Richmond Times-Dispatch

The Democratic Party of Virginia on Monday filed a lawsuit against Richmond’s top elections official, arguing that her agency is violating the state’s public records laws by withholding the names of voters whose absentee ballots contain errors. The lawsuit alleges that on Oct. 9, Democratic Party of Virginia Chairwoman Susan Swecker filed a request under the Freedom of Information Act for a list of voters with ballots containing errors. Seventeen days later, according to the complaint, Showalter’s office said it did not have a list. Upon being pressed, Showalter’s office on Oct. 21 shared a list of 26 voters who filed erroneous ballots before Oct. 9, adding that it might be outdated or incomplete. “During that time frame — October 9 to October 21 — twelve days of early voting passed, and it is extremely unlikely that every single absentee ballot received did not have a material error or omission,” the complaint reads. “Indeed, in comparable localities such as the City of Norfolk, which has a population of approximately 242,000 versus approximately 230,000 in the City of Richmond, 133 absentee ballots currently need to be cured.”
Richmond Times-Dispatch
 
stories from around the country
 
A regulatory "firewall" intended to protect Voice of America and its affiliated newsrooms from political interference in their journalism was swept aside late Monday night by the chief executive of the federal agency which oversees the government's international broadcasters. Michael Pack, a Trump appointee who assumed leadership of the U.S. Agency for Global Media in June, wrote that he acted to eliminate policies that were "harmful to the agency and the U.S. national interest." And Pack argued they had interfered with his mandate "to support the foreign policy of the United States."
NPR

A new report published by a government transparency coalition in Colorado describes the state’s open records law as “unbalanced,” saying it negatively impacts those who work for the public good by allowing custodians to impose exorbitant fees to produce public records. University of Denver law student Justin Twardowski, who compiled the report for the Colorado Freedom of Information Coalition (CFOIC), found that while the Colorado Open Records Act (CORA) doesn't specify fees for records requests, courts have allowed custodians to charge “nominal” fees for research and retrieval, a right Twardowski argues state agencies abuse continuously, resulting in exorbitant fees being charged for simple and narrowly-tailored requests.
Colorado Politics

 
 
editorials & columns
 
Although Speaker Eileen Filler-Corn later insisted she had the legal authority to remove the statues [from the capitol], reporters who were allowed to watch were not allowed to report on the removals until the artifacts were squirrelled away in a still-undisclosed location, lending credence to critics who questioned whether she had such authority in the first place.
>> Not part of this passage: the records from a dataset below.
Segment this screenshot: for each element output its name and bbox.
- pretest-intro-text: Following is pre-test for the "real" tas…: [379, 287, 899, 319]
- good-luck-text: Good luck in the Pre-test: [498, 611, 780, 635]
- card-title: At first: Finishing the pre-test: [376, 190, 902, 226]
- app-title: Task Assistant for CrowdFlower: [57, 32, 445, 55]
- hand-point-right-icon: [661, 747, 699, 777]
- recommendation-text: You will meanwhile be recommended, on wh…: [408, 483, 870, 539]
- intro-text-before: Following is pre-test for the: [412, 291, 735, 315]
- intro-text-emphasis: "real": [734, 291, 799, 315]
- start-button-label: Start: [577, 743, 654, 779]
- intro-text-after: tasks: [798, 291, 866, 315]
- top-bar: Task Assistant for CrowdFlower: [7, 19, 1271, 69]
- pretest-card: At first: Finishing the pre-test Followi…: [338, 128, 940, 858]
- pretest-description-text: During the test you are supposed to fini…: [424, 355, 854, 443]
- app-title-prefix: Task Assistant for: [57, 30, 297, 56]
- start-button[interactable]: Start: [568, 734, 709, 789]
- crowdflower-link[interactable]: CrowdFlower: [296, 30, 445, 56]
She then compounded her error by telling Webster that “no such records exist” when he filed a FOIA request about the company hired to do the July 23 removal and the cost to Virginia taxpayers—which turned out to be more than $80,000. When the speaker of the House of Delegates—one of Virginia’s two law-writing bodies—decided that she didn’t have to respond truthfully to Webster’s FOIA request, she showed her contempt for a law passed by the same institution she now leads. It took a private citizen filing a FOIA request demanding transparency, and then holding Filler-Corn accountable in court when she refused to provide it, to send home the message that nobody in Virginia is above the law.